The people's voice of reason

Accounting for Crime

This article is the second in a series dealing with counterintuitive thoughts about how we deal with crime. I previously pointed out that the solution to the problem of crime will not result from stronger law enforcement, but from stronger moral formation. Correct moral formation occurs as a result of interaction with the family, the peer group, churches, schools and the entire community. Peer groups play a particularly important role. And now there is TV and social media. A comedian may have captured the thought when he said “We’ve got to come up with a better class of criminals”.

Now we turn to the measurement of success in our efforts to deal with crime. What kind of statistics would show success in decreasing the amount of criminal activity? The measurement of the success of criminal law should reflect on the crimes that are not committed rather than the crimes that are committed. Criminal law is accomplishing its goals when there are no murders, rapes, robberies, deaths, and other crimes. But it is difficult to make a list of undesired events that didn’t happen! It is much easier to talk about and “measure” the success in solving the crimes that do happen than it is to document the fact that they are not happening. It is much easier for those persons in charge of law enforcement to talk and take pride in the cases that are solved than to boast of cases that do not happen. A reported “decrease in the crime rate” is a comparison of the number of crimes that are actually reported during one time period to those reported in another time period. There is always the problem of crimes that don’t get reported, simply because it is not worth the effort.

If I am not mistaken, the Law Enforcement Planning Agency, back in the 1970’s, was a program instigated by the federal government. In some instances it actually made funding available based on the number of cases prosecuted.

Certainly, law enforcement needs all the funding that it can get.

Nevertheless, funding that is based on the number of prosecutions is more likely to lead to a higher rate of incarceration than to a reduced rate of crime. What we need is a program promoting real success- the crimes that do not happen.

The rate of crime and the rate of incarceration are not necessarily drawing on the same statistics. Length of sentence, the likelihood of a crime resulting in incarceration, the criminalization of activities that had not previously been declared crimes, the political pressure on law enforcement, legislatures, and judges to be tough all add to the rate of incarceration. It is not at all clear that the result of any of these factors is an actual decrease in crime. Those factors that affect the rate of incarceration do not address the primary cause of crime: inadequate moral development of the individuals involved.

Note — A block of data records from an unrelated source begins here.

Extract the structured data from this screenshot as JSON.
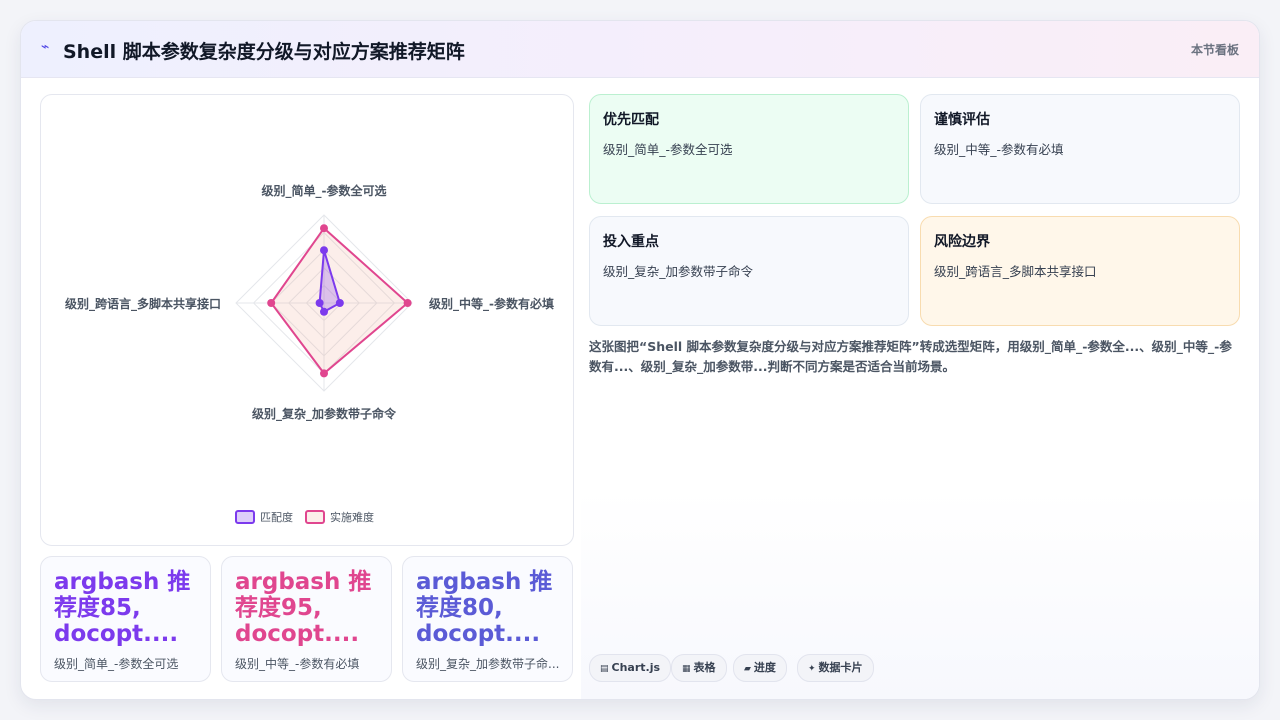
{
  "header": {
    "title": "Shell 脚本参数复杂度分级与对应方案推荐矩阵",
    "right_link": "本节看板",
    "logo_icon": "sparkle-icon"
  },
  "chart_data": {
    "type": "radar",
    "categories": [
      "级别_简单_-参数全可选",
      "级别_中等_-参数有必填",
      "级别_复杂_加参数带子命令",
      "级别_跨语言_多脚本共享接口"
    ],
    "series": [
      {
        "name": "匹配度",
        "values": [
          60,
          18,
          10,
          5
        ],
        "color": "#7c3aed"
      },
      {
        "name": "实施难度",
        "values": [
          85,
          95,
          80,
          60
        ],
        "color": "#e0468f"
      }
    ],
    "rlim": [
      0,
      100
    ],
    "legend_position": "bottom"
  },
  "stats": [
    {
      "big": "argbash 推荐度85, docopt....",
      "sub": "级别_简单_-参数全可选",
      "color": "#7c3aed"
    },
    {
      "big": "argbash 推荐度95, docopt....",
      "sub": "级别_中等_-参数有必填",
      "color": "#e0468f"
    },
    {
      "big": "argbash 推荐度80, docopt....",
      "sub": "级别_复杂_加参数带子命...",
      "color": "#5b5bd6"
    }
  ],
  "recommendations": [
    {
      "title": "优先匹配",
      "value": "级别_简单_-参数全可选",
      "bg": "#ecfdf3",
      "border": "#bbf0d0"
    },
    {
      "title": "谨慎评估",
      "value": "级别_中等_-参数有必填",
      "bg": "#f7f9fd",
      "border": "#e2e8f0"
    },
    {
      "title": "投入重点",
      "value": "级别_复杂_加参数带子命令",
      "bg": "#f7f9fd",
      "border": "#e2e8f0"
    },
    {
      "title": "风险边界",
      "value": "级别_跨语言_多脚本共享接口",
      "bg": "#fff7ea",
      "border": "#f8dcb0"
    }
  ],
  "description": "这张图把“Shell 脚本参数复杂度分级与对应方案推荐矩阵”转成选型矩阵，用级别_简单_-参数全...、级别_中等_-参数有...、级别_复杂_加参数带...判断不同方案是否适合当前场景。",
  "tags": [
    {
      "icon": "▤",
      "label": "Chart.js"
    },
    {
      "icon": "▦",
      "label": "表格"
    },
    {
      "icon": "▰",
      "label": "进度"
    },
    {
      "icon": "✦",
      "label": "数据卡片"
    }
  ]
}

I remember an instance in my courtroom in which a representative from the Center for Disease Control presented testimony. Off the record, I asked whether the Center for Disease Control has a computerized statistics database for measuring health of the nation rather than reporting the number of diseases that occur. Although the answer was not entirely clear, it is clear that CDC sees health, not disease, as its goal. Although it is important to measure the number of diseases that are occurring and to keep statistics, but it is also important to have some method of measuring health as opposed to disease. That is the same statistical challenge that exists for bad social behavior. Moral conduct, rather than crime, must be the goal in dealing with the illness of society.

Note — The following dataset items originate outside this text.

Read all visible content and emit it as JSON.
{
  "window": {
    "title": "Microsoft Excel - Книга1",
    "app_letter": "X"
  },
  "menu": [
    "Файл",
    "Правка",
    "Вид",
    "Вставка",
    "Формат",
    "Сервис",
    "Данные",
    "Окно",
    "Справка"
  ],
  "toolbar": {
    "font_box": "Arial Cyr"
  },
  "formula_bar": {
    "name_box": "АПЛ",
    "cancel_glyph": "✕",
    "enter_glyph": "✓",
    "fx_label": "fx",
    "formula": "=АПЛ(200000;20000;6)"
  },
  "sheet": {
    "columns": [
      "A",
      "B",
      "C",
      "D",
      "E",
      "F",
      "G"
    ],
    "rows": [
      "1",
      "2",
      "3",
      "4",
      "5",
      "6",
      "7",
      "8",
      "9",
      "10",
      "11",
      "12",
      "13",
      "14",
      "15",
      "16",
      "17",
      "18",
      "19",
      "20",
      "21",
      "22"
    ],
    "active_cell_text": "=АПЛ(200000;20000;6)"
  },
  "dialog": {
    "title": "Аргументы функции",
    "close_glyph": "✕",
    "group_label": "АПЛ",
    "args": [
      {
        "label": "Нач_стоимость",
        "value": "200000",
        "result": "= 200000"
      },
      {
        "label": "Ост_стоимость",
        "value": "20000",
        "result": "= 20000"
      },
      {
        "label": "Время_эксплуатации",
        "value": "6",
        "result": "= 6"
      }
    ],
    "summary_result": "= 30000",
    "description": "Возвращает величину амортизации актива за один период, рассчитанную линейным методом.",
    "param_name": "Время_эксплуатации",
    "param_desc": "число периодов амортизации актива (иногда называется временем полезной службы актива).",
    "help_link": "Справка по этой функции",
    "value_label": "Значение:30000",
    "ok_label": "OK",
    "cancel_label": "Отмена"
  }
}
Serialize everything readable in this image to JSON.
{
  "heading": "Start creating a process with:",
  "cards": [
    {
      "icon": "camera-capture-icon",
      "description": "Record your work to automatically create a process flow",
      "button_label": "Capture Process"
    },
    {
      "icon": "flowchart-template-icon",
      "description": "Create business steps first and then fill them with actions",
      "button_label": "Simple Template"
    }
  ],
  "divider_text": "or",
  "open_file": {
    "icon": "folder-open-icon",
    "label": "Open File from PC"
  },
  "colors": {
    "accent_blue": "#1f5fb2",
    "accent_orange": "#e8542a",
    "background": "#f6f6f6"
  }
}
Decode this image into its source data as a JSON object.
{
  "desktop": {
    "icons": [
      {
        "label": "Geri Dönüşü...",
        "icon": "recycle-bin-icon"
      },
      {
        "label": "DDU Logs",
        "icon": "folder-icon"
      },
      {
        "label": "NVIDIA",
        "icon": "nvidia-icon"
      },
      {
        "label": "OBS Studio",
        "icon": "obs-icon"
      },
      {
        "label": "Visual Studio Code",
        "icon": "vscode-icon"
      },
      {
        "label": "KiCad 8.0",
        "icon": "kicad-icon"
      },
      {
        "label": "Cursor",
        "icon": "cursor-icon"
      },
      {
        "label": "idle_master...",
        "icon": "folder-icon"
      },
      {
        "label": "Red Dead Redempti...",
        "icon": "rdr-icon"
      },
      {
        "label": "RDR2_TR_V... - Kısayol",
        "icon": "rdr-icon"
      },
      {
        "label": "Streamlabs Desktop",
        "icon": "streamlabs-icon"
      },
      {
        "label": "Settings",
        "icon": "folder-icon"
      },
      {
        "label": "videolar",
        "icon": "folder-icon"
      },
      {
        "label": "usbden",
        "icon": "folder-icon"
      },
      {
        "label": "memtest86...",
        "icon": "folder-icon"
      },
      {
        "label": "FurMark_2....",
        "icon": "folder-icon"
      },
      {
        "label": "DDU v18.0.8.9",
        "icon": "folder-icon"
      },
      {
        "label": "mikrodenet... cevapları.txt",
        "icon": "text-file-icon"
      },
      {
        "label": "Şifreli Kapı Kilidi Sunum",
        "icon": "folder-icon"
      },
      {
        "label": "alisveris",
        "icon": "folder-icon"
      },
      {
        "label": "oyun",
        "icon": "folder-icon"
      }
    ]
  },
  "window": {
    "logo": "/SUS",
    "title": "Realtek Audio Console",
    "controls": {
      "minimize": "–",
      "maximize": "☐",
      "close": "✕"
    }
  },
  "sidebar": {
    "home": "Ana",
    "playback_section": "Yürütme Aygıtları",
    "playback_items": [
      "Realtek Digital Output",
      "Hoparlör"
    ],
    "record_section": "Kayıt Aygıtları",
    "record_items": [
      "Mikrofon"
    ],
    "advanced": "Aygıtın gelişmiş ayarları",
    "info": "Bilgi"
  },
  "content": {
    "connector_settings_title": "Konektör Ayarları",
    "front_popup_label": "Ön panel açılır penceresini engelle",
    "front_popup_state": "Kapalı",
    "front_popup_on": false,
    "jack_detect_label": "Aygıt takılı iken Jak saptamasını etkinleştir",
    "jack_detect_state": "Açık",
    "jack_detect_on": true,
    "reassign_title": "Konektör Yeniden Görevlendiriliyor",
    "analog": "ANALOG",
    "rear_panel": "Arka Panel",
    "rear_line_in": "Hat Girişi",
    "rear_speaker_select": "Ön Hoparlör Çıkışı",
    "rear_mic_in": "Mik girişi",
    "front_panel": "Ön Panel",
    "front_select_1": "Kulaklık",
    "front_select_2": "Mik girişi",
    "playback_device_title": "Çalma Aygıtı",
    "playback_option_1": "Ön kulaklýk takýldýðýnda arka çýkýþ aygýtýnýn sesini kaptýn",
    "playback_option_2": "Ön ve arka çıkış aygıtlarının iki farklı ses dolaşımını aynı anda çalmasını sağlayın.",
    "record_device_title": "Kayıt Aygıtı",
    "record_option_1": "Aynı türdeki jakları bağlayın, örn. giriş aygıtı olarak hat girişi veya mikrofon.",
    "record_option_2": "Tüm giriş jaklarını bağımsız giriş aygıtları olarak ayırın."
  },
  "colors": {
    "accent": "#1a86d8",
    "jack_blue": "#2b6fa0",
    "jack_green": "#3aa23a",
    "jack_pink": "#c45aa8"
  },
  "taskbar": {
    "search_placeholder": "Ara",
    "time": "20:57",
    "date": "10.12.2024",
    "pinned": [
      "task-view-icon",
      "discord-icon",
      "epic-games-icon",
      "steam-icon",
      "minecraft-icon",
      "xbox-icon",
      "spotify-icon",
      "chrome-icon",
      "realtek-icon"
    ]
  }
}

The approach advocated in this column is consistent with the mainline Christian tradition. The mainline Christian tradition is the promotion of good as opposed to destruction of evil. Ancient Mid-Eastern religions believed that the cosmos is involved in an eternal conflict between good and evil—light and darkness. In the Christian tradition, the focus is always on the light. Darkness is simply the absence of light. All of this is a complex abstract way of saying that the destruction of evil does not produce good. In a word, the Christian message is obey the law of love and do whatever you want to do. “Whatever you want to do” will never be crime.

Complex social issues bear on the tremendous increase in the rate of incarceration over the past forty years. We will continue to explore those issues in future articles.